(Bloomberg) -- UK Prime Minister Rishi Sunak said his government has slashed the number of people arriving in Britain without permission and eliminated a historical backlog in processing asylum cases as he seeks to show voters that the Conservative administration is making progress in bearing down on immigration.

The government last year processed 112,000 asylum claims and removed 24,000 people from the UK, according to a Home Office statement late on Monday. Data also showed the number of migrants crossing the English Channel in small boats dropped 36% last year, the first decline in at least five years — though still the second highest annual total. 

“I am determined to end the burden of illegal migration on the British people,” Sunak said in the statement. “We are saving the taxpayer millions of pounds in expensive hotel costs, reducing the strain on public services.”

 

Speaking to broadcasters on Tuesday morning, Home Secretary James Cleverly said the government had “cleared” the “legacy” backlog of some 92,000 asylum applications recorded before June 2022. However, the Home Office revealed there are more than 98,000 asylum applications still awaiting a decision, largely consisting of claims made since June 2022 — but also including 4,500 of the more “complex” earlier cases, where officials are seeking further information. Over 50,000 asylum seekers are being housed in hotels, it said.

Sunak’s pledges to “stop the boats” crossing the English Channel from France and clear the asylum backlog will be major issues in an election widely expected to be held in 2024. The case backlog has been costing taxpayers £8 million ($10.2 million) a day to pay for housing people in hotels, detention centers and even a barge while they await decisions.

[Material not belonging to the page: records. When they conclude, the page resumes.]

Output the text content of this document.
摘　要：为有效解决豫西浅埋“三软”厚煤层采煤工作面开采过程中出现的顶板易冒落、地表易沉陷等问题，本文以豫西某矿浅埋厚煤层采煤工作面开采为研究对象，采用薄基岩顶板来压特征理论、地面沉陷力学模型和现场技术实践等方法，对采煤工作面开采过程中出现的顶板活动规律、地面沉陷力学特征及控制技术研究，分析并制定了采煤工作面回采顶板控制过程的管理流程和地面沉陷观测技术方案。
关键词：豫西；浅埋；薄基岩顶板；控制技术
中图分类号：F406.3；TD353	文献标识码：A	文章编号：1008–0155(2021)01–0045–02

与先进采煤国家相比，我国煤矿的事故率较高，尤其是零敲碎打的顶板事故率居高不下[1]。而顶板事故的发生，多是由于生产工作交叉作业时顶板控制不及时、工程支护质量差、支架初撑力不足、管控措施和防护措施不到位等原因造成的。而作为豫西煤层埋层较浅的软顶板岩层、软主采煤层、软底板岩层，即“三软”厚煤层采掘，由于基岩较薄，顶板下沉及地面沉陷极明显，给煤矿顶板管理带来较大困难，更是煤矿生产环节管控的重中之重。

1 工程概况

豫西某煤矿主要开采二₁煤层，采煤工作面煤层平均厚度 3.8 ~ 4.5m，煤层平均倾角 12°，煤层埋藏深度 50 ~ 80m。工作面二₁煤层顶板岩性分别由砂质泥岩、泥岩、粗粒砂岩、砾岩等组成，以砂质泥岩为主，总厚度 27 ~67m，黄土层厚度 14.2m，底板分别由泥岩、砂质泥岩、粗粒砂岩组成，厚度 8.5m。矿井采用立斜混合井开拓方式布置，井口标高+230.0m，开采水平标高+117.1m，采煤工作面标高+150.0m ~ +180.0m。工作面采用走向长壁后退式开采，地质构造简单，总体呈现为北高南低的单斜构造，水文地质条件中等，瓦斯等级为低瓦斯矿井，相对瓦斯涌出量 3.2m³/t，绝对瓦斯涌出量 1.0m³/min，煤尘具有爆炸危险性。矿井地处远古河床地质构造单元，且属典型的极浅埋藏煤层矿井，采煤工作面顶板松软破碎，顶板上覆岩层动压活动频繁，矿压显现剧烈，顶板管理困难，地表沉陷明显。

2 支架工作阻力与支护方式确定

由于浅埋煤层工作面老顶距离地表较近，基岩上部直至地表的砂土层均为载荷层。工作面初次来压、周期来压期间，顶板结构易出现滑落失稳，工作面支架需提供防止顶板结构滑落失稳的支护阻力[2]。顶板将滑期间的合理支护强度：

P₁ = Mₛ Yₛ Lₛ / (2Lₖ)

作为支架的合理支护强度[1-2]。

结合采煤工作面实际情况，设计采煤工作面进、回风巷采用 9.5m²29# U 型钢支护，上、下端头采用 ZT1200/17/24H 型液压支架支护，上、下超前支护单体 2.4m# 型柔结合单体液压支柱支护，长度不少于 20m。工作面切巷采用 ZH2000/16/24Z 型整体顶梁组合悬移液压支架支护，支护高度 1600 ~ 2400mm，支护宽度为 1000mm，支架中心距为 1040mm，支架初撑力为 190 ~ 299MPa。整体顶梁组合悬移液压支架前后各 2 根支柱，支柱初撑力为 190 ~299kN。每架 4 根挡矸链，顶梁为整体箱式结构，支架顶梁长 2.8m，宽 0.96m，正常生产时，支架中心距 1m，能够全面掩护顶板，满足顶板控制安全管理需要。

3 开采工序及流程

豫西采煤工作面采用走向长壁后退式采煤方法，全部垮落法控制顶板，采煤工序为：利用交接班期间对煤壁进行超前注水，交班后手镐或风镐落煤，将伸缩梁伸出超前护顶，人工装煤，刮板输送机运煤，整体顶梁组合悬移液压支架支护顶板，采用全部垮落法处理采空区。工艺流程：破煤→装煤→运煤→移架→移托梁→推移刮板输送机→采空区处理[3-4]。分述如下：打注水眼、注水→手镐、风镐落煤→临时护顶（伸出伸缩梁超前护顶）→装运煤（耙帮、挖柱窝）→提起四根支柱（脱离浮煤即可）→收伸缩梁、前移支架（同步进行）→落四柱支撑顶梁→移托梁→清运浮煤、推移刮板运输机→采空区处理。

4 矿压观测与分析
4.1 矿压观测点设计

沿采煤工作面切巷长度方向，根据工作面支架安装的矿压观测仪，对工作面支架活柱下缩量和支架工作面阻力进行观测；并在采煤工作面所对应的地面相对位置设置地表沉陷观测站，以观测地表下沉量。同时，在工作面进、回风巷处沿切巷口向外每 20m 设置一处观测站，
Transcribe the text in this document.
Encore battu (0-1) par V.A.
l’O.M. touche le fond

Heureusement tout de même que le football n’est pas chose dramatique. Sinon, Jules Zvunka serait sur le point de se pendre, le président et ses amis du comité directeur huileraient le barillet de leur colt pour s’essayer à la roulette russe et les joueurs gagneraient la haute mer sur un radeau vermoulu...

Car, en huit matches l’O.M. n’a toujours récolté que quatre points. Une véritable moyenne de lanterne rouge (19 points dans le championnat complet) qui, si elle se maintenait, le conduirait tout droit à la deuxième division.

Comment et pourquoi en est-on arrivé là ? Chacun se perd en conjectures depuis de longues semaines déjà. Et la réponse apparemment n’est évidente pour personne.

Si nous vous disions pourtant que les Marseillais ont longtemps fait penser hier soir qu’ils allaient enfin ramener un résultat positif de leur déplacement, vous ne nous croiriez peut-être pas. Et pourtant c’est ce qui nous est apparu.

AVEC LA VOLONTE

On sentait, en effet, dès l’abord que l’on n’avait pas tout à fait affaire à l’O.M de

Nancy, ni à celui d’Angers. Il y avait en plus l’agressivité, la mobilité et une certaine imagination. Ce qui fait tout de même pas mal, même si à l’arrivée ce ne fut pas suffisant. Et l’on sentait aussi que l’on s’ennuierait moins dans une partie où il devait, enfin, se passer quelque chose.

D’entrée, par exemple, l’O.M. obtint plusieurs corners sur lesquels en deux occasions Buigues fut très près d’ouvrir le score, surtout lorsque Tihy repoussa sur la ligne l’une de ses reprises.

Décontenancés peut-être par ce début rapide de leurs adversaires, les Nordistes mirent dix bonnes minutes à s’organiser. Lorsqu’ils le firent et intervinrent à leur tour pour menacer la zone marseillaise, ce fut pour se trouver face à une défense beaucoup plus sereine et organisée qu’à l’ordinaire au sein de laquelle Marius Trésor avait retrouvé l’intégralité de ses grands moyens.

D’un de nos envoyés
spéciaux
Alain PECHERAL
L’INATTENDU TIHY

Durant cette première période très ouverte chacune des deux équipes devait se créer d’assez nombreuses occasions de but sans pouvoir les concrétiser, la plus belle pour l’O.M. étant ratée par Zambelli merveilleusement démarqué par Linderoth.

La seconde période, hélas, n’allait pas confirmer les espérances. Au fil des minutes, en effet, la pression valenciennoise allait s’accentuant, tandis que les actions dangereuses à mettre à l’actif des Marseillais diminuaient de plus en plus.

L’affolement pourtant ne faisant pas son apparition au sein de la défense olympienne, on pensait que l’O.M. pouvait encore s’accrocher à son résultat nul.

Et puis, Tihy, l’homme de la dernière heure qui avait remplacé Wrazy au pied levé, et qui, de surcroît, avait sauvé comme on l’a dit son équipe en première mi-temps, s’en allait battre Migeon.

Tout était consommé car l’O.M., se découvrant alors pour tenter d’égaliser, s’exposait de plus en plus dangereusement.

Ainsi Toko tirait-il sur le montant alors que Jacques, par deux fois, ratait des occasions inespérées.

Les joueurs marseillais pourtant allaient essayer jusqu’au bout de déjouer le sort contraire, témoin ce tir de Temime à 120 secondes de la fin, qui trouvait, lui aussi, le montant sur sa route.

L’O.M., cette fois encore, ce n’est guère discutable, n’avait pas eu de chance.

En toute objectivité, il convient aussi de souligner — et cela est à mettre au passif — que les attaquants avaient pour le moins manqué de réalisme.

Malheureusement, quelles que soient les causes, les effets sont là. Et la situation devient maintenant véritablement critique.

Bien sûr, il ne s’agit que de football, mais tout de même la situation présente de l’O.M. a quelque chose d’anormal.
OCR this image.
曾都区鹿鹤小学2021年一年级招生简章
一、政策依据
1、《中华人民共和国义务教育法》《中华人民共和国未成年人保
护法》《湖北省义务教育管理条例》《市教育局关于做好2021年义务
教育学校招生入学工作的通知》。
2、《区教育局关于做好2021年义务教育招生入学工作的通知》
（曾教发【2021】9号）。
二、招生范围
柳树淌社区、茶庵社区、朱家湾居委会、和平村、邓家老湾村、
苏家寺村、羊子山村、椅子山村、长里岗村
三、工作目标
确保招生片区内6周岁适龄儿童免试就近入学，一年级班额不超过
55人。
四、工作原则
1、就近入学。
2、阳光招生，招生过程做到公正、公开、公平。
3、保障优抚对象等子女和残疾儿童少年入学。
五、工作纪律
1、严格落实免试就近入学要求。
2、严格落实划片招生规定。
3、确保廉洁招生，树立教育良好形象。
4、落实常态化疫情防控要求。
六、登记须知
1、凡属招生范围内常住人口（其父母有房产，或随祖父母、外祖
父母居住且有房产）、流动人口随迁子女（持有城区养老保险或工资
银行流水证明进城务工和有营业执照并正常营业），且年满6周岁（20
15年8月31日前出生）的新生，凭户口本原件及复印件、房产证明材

But the progress hailed by Sunak may be short-lived. An official from the Immigration Services Union warned on Monday that “higher numbers” of migrants are expected in 2024, as last year’s crossings were likely affected by high winds over the Channel in December. There have been arrivals since the middle of the month. 

“We have also had much larger boats, more seaworthy boats, so the planning assumption is that this is a glitch,” Lucy Moreton, a professional officer at the union, told BBC Radio. “Will we see the peak that we saw in 2022? Maybe not, but certainly more than we have seen in the last year.”

Cleverly insisted on Monday that the weather was not a factor in last year’s lower rate of arrivals, saying the number of good sailing days in 2023 was similar to the previous year.

In total, Home Office data showed more than 29,400 people arrived in the UK in small boats last year, down from the record of more than 45,700 in 2022. Sunak is under fire from members of his own Conservative Party for allowing migration to soar — via both legal and irregular routes into the country.

Conservatives have said immigration was a key factor in the UK’s 2016 Brexit referendum, and that better ability to control Britain’s borders is a key benefit of the decision to leave the European Union. One of the Tories’ key election pledges in 2019 was to reduce net migration. Instead, it soared to a record 745,000 last year, although a vast majority came through legal routes. 

The government sees clearing the backlog of asylum cases as well as sending to Rwanda those who arrive in small boats as essential to reducing the UK’s appeal to migrants.